Kotlin’s latest release (Kotlin 1.3, released in late October 2018) saw coroutines—lightweight threads that allow code to scale-out efficiently—graduated from experimental to stable status. Coroutines enable the creation of multiple pieces of code that can run asynchronously; for example, you can launch a background job (such as reading data from an external server) without the rest of your code having to wait for the job to complete before doing anything else. “This gives users a more fluid experience, and it also makes your application more scalable,” says David Griffiths, coauthor (along with Dawn Griffiths) of the forthcoming Head First Kotlin. Coroutines are also at the heart of Ktor, a new framework for building asynchronous servers and clients in connected systems using the Kotlin language.

Looking ahead to 2019, Kotlin is “likely to see significant use beyond the Java world,” says Griffiths. “It is proving to be an excellent language for library builders. If you have an application that performs some complex financial calculation on the server, Kotlin allows you to convert that server code into a Kotlin library which can run on both the server and the client.” Also anticipated for Kotlin, according to Griffiths, are first-class immutability support for the language and features that reduce or eliminate shared mutable state in concurrent code.

Rust

Rust 2018, released in December, was the first major new edition of the language since Rust 1.0 in 2015. Rust 2018 introduced async (asynchronous) functions and await expressions in order to make Rust more effective for writing network servers and other I/O-intensive applications. “An async function can use an await expression to suspend its execution until the data it needs becomes available,” says Jim Blandy, coauthor of Programming Rust. “Rust has supported asynchronous programming in one form or another for a long time,” he notes, “but async functions provide a syntax for this sort of code that is a major improvement over what Rust has had before.”

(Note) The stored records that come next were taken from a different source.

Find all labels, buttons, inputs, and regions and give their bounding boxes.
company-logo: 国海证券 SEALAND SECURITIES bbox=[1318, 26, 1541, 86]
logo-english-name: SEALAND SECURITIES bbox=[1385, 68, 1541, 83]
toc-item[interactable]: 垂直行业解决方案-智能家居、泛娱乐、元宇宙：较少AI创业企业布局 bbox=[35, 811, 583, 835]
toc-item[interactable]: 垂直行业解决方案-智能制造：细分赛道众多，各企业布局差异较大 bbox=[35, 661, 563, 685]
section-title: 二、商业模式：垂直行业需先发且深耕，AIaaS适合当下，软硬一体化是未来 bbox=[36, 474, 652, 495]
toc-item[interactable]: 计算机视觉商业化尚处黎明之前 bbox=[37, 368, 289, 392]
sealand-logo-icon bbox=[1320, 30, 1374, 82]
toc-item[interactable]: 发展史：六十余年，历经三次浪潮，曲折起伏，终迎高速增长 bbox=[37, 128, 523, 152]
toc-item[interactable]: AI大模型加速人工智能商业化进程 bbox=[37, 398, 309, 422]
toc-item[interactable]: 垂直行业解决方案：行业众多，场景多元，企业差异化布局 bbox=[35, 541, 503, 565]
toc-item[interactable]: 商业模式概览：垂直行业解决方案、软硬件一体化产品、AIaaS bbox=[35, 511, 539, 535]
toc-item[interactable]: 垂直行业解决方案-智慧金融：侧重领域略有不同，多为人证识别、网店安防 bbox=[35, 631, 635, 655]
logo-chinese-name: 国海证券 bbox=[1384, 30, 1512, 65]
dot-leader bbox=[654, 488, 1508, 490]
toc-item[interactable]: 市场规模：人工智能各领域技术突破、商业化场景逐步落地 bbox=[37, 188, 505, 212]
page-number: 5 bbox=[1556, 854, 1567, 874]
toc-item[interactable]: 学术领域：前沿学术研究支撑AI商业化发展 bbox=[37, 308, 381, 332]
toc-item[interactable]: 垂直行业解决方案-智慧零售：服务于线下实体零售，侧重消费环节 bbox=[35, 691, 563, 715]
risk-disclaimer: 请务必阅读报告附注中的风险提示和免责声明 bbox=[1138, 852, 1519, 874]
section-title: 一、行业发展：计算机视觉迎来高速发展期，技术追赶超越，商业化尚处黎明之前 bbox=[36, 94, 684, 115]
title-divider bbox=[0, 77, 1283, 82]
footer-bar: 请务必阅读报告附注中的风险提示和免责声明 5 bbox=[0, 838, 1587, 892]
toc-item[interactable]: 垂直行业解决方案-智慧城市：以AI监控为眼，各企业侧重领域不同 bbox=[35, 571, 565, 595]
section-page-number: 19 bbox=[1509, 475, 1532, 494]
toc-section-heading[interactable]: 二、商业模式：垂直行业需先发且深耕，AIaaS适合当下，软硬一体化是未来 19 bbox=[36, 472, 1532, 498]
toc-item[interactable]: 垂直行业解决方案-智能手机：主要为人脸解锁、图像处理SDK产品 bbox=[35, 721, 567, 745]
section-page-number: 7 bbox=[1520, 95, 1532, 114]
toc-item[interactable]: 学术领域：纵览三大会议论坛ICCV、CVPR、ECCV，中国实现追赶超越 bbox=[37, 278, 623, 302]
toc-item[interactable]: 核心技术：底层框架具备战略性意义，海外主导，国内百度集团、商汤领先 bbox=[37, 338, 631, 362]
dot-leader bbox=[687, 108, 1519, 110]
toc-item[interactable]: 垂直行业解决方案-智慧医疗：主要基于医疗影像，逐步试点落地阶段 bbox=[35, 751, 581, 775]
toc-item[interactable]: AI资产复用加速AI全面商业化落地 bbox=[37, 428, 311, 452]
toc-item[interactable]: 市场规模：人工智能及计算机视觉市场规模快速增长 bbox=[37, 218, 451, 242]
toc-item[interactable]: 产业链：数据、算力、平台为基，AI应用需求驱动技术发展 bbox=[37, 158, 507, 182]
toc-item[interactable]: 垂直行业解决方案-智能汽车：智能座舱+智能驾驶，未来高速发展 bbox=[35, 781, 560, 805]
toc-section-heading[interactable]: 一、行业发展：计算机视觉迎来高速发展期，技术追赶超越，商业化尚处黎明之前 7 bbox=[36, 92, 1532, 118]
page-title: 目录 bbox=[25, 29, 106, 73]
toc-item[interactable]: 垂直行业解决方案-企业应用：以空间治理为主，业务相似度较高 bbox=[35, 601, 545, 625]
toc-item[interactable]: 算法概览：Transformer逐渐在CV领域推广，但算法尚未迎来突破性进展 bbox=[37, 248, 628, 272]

Another in-the-works enhancement to Rust is improvement of Rust’s existing support of the WebAssembly standard for running code as part of a web page. “This will make it easier to integrate WebAssembly packages written in Rust with the existing JavaScript ecosystem, ” says Blandy.

What’s next?

“What’s next?” is the question that’s always on every programmer’s mind. In 2019 and beyond, language design will continue to look for new ways to help programmers manage complexity and abstraction, as applications and data grow ever larger and become more crucial to the modern enterprise.